The basic feedback loop is the user speaks into the microphone, the audio information is transcribed in real time using Assembly.AI technology, the text output is then run through an NLP process to extract the subject of the querry (where) and the question (what). Using those pieces of information the bot searches wikipedia, flickr and youtube for relevant information, constructs an html to present the information and then speaks the information it found online back to the user, as well as display the visual results.
How we built it
We started with the workflow and found technology to help accomplish our goals. Unity was chosen as the visual output layer, Python as the driving force of the backend due to the ease of use with ML technologies. The automatic speech recognition was accomplished through Assembly.AI, while the NLP was done through a combination of HuggingFace's Named Entity Recognition pipeline to detect the subject and the HuggingFace's Zero Shot Classifiers to find intent from a list of possible classes. We used several apis to gather information from various sources using the results of the NLP process, we particularly focused on using the Wikipedia api to get a text body for the ai to speak. The Text to Speech was accomplished using UberDuck's API. After the processing, the content was put into an html format, loaded and displayed into unity, where an animated avatar would speak the results of the TTS
Challenges we ran into
API limitations was very challenging, several APIs had limitations in the number of threads open which limited workflow productivity.
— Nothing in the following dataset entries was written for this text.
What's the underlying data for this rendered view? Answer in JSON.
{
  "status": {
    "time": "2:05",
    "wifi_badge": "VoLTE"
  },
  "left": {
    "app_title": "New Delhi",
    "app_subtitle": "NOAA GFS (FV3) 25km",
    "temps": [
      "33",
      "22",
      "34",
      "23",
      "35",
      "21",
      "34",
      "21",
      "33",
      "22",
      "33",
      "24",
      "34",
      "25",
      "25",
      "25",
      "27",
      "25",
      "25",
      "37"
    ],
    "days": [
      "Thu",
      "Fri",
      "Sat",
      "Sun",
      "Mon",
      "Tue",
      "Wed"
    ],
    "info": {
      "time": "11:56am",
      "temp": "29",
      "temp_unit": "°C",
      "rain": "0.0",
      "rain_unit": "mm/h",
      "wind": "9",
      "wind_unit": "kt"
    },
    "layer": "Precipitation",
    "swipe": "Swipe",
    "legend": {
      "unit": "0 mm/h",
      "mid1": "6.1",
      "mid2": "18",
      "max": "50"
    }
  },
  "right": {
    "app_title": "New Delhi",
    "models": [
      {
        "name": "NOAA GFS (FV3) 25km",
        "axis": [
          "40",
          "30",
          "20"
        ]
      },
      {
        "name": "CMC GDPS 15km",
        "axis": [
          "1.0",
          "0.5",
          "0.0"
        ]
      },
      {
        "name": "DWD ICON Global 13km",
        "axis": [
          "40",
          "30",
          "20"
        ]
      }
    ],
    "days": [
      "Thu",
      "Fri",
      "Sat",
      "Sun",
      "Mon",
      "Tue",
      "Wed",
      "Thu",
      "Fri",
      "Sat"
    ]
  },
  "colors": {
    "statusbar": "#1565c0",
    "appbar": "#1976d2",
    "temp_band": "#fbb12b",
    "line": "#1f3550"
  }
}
As well as proper session management cleanup.
Library conflicts for the various processes required several hours of debugging to resolve.
Scrubbing content from the web to be used.
Handling the various tasks that needed to be done simultaneously in realtime.
Time management with the large number of unique tasks.
Dynamic deployment of the individual components. Difficult to install on other systems.
Accomplishments that we're proud of
We are very proud in the work that we have done. The bot is very interactive, easy to listen too, and fun to engage with.
The information is detailed and varied enough to hold a users attention. The animation provides more to observe than simply the static content on the page.
We were able to keep focus and not derail too much from our original designs delivering an effective MVP.
What we learned
For complex systems it is difficult to divide tasks and effectively test the system. During integration numerous errors not previously encountered were revealed taking time to resolve.
We learned alot about how not to design systems like this, and the difficulty that we will face when scaling this system for broad distribution.
We also learned alot about the subjects of NLP, discovered useful API's we can leverage for the future, and discovered more of the hidden difficulties of designing interactive systems.
What's next for Speak2Me
Distributed deployment, currently the platform can only exist on a single system with no way for users to view it remotely (i.e. through a browser).
More conversational type interaction. The interaction with our avatar is very 1 turn, user asks question, bot gives answer, with limited memory or commentary tying back to previous points in the conversation.
Better distribution of state management and processing allocation.